1. Vous n’avez pas le goût du risque.
Inutile donc de continuer. Accéder au statut de patron exige une forte volonté d’indépendance et une prise de risque que l’on n’est pas toujours prêt à assumer (contraintes familiales, patrimoine personnel, avenir des enfants...).

2. Vous êtes un créateur, pas un repreneur.
Le créatif travaille sans filet. Le repreneur, lui, est un investisseur et un manager. Dès que l’opération est réalisée, il n’a pas une minute à perdre : rien ne doit freiner l’activité de la société qu’il vient de reprendre.

3. Vous n’êtes pas vraiment motivé.
Si vous considérez la reprise comme une compensation à un échec personnel, prudence ! Il y a une différence entre le désir et le passage à l’acte...

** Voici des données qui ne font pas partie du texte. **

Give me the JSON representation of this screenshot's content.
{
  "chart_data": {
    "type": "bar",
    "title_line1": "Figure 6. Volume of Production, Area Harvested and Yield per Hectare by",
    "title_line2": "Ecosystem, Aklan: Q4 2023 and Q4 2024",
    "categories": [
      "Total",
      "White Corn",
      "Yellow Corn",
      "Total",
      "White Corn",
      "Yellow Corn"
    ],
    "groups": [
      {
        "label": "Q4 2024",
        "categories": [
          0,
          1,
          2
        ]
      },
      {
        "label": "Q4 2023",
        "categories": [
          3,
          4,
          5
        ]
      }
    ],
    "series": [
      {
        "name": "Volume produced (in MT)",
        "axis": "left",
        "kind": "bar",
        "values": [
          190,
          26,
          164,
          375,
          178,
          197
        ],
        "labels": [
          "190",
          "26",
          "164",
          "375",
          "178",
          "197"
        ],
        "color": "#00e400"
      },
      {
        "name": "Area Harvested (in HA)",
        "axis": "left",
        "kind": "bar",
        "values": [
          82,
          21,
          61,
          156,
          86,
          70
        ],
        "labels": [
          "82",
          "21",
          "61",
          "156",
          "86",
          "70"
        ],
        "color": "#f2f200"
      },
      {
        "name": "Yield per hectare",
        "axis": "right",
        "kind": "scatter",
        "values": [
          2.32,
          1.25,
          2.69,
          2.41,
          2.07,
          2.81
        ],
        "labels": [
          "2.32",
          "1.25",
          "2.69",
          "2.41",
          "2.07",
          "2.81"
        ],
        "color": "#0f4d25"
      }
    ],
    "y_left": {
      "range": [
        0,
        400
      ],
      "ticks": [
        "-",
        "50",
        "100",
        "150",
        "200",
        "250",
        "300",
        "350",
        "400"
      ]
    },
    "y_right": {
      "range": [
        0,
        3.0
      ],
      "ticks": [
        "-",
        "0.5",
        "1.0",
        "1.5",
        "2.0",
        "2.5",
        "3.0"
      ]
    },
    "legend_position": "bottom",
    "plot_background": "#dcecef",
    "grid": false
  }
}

4. Votre entourage n’est pas prêt.
Vous avez trouvé votre cible, des financiers et une entreprise à reprendre. Seul problème : votre famille, qui n’est pas d’accord. Votre « cohabitation » s’annonce difficile, car la reprise va modifier durablement votre existence et votre vie familiale s’en trouvera, bien sûr, affectée.

5. Vous vous arrêtez au premier dossier.
Déjà fatigué ? En moyenne, un repreneur étudie plusieurs dizaines de dossiers avant d’engager une approche finale.

6. Vous ne vous présentez pas comme un repreneur.
Vous aurez du mal à convaincre un banquier, un investisseur et un cédant, en leur annonçant que vous êtes un cadre qui cherche à se reclasser. N’affichez surtout pas un comportement de salarié.

7. Vous ne savez pas comment asseoir votre autorité.
Pour que vous soyez accepté en tant que leader, vous devrez inspirer confiance. Votre futur personnel vous scrutera à la loupe et interprétera toutes les informations qu’il obtiendra sur vous. Mais votre réputation passée joue aussi un grand rôle.

8. Vous vous trompez de cible.
Si vous méconnaissez le métier et le secteur d’activité, votre tâche risque d’être ardue. Votre crédibilité risque d’en souffrir. Le choix d’une zone géographique est également essentiel. Cette dernière peut limiter le nombre d’opportunités et vous éloigner de vos relations professionnelles si vous ne connaissez pas la région.

9. Vous pensez économiser en rachetant une entreprise en difficulté.
A priori, c’est une opération moins onéreuse. Mais vous devrez ensuite débourser beaucoup d’argent pour relancer l’activité et mobiliser le personnel.

10. Vous tombez sur une fausse annonce.
L’offre est alléchante. On y précise même la progression spectaculaire du chiffre d’affaires. Mais quand arrive le moment de négocier, votre interlocuteur fait traîner les discussions. Bref, le « cédant » n’a jamais voulu vendre. Tout juste souhait-il vérifier si sa belle affaire plaisait encore.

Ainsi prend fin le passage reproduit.